Jimmy Roque Martínez
HAVANA TIMES — Today, I would like to share with you what happened to me a few days ago, when I tried to find out how many Nauta locales (Internet access points) Cuba’s state phone company (ETECSA) had opened up around the country.
A friend, who was writing a piece on the Internet in Cuba, visited the company web-page. The site, which hadn’t been updated, only mentioned the number of locales that were initially opened, not the total number, after additional locales were opened.
He needed the information and I offered to find out for him. I thought it would be a very simple procedure: I would go to one of these locales and ask. I’ve been living in Cuba for thirty-four years and I’m still that naïve.
Luckily, I started my search at the Miramar Trade Center building, where, incidentally, ETECSA’s head offices are located. When I arrived at the Nauta located in this business center and asked the security guard to let me in to ask my question, he asked me why I wanted that information and who I was. I explained to him I was writing an article about Internet access in Cuba. He told me he would consult with his boss.

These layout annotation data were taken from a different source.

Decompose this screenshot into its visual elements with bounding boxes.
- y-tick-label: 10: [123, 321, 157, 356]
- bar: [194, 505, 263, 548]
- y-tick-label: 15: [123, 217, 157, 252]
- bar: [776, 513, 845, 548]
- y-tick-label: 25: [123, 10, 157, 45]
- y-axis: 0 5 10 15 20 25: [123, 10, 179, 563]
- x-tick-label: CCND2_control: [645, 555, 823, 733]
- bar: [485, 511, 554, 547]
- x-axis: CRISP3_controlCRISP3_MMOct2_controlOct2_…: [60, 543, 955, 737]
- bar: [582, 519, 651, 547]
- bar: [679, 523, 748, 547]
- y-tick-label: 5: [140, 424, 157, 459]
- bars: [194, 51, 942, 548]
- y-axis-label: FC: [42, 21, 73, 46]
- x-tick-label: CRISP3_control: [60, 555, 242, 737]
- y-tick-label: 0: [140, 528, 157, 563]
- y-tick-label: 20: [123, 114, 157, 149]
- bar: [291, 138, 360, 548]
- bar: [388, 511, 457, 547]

I overheard the higher-up ask the guard who I was, what article I was writing and to what end, somewhat surprised. Then she came up to me, with a serious look on her face, and kindly asked me these questions.

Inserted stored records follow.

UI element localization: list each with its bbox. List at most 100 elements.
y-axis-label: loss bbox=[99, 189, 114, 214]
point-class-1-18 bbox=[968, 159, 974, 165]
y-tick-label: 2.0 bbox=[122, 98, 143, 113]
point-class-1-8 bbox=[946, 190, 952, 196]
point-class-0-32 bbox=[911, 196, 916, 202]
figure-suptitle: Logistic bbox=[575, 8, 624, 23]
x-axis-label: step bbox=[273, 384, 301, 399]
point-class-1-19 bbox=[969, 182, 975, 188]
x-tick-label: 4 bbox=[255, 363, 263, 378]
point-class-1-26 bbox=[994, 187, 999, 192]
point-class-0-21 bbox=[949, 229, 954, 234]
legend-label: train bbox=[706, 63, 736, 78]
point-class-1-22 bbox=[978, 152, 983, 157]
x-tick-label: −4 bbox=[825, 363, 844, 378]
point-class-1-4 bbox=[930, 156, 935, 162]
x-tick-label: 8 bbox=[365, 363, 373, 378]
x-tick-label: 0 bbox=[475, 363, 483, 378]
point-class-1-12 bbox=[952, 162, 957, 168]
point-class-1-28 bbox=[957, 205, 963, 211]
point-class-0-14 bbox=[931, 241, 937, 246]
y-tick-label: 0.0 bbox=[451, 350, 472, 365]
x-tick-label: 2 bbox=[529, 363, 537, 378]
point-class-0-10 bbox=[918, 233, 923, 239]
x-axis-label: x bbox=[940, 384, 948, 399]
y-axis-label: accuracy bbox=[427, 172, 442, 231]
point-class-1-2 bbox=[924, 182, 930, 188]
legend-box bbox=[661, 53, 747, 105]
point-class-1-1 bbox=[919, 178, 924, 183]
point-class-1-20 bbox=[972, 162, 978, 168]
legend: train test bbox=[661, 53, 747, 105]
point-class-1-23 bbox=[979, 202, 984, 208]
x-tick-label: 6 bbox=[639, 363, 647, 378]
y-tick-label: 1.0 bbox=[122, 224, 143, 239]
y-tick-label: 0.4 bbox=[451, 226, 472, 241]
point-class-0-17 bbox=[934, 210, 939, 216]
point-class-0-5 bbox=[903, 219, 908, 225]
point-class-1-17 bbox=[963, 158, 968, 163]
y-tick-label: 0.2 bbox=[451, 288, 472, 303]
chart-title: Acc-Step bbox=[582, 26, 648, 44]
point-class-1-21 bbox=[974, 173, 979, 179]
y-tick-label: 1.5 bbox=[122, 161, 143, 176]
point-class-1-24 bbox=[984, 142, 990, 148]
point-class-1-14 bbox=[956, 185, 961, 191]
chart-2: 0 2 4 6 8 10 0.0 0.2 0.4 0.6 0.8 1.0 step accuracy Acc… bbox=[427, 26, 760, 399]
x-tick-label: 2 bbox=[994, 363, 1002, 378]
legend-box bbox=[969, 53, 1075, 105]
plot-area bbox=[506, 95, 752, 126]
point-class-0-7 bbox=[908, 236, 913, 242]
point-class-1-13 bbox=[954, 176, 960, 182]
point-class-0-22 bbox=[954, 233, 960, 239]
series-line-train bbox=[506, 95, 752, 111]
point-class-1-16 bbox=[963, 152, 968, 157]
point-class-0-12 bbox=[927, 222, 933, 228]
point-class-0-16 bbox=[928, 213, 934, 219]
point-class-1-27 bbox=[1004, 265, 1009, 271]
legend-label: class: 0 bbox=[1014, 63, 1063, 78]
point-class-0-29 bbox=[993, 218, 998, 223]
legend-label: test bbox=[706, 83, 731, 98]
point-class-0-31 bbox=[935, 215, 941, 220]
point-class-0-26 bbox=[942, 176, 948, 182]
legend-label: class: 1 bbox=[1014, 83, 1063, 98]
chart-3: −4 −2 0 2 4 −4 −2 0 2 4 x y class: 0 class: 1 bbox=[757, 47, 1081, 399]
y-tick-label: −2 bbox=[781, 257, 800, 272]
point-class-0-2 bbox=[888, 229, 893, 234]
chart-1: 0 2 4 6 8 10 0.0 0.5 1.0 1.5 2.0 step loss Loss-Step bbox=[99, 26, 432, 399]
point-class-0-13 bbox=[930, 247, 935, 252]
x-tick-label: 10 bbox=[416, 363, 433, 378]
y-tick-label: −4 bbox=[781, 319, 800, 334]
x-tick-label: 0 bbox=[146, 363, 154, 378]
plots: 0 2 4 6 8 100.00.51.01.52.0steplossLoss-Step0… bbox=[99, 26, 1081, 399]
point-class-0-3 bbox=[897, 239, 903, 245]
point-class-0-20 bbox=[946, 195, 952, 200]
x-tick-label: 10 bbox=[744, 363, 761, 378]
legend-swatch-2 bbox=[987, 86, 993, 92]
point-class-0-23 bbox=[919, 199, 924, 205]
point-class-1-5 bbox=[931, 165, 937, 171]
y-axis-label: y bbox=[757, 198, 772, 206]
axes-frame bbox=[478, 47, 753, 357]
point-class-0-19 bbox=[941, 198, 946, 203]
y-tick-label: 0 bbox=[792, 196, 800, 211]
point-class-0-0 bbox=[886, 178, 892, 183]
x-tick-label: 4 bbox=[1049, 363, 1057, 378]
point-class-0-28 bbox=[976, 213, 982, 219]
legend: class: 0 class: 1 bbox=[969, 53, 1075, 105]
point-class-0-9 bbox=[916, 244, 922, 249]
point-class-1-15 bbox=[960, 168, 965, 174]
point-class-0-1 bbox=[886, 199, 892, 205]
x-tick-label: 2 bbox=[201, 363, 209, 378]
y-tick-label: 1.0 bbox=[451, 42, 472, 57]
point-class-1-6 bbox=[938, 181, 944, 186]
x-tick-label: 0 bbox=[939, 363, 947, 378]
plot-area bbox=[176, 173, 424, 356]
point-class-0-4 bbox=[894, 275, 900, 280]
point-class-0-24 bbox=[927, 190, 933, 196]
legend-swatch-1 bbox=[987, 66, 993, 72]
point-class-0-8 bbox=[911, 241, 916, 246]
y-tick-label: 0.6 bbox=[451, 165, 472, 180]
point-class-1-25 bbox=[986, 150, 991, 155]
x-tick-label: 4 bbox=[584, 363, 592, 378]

When I explained to her what I was doing, she told me I had to go to the fourth floor, as she didn’t have that information at her disposal. Something similar happened on the fourth floor of the building, where they sent me to another office, where the same scene was replayed. Finally, they referred me to the management of ETECSA – fourth floor, office 317.
A bust of Jose Marti, next to the Cuban flag (and company banner), watches over the entrance to the fourth floor. There were two closed doors down the all-white, spotless hallway, and a sign saying that the head management office was accessed through the third floor.
I finally arrived at office 317. There, I told the secretary what I wanted to know and she replied with the same, fear-ridden questions: Who are you? Why do you want to know?
I took out my Cuban ID and placed it on the desk. I told her my full name, declared I was a Cuban citizen and that, as an ETECSA user, wanted to have this information.
Somewhat taken aback, she said it was not a problem, but that the boss was busy. The gentleman in question was right in front of me, speaking on the phone. When he had finished talking, I was able to ask him the dreaded question: how many Nauta locales are there in Cuba?
Just so you know, dear friends, in Cuba there are currently 133 Nauta locales, that is, 15 more than those initially opened.
I don’t know the name of the gentleman who told me this. I don’t know his exact position in the company. Nor do I know why their web-page hasn’t been updated. I could have asked him, but, by that point, I felt a caught between the wheels of power somewhat. I was inside his office, under constant questioning.
Though I have something of a critical and at times daring posture, I also suffer the consequences of years of fear, censorship and misgivings over what I think and do. It is something that will remain with us for many years.
Sometimes, these feelings betray us and we end up censoring ourselves. It’s what the system has worked to achieve.
Many a time the impulse to censor ourselves takes hold of public officials who fear making a mistake, as Raul Castro warned journalists during their last congress.
How do you know when you are wrong? Who decides this? It is not just a question of speaking at the right time and place. It is also about giving out the right information, thinking the right way, even showing the right kind of support.
That a stranger should ask these “strange” things about the Internet, that must strike officials as very suspicious.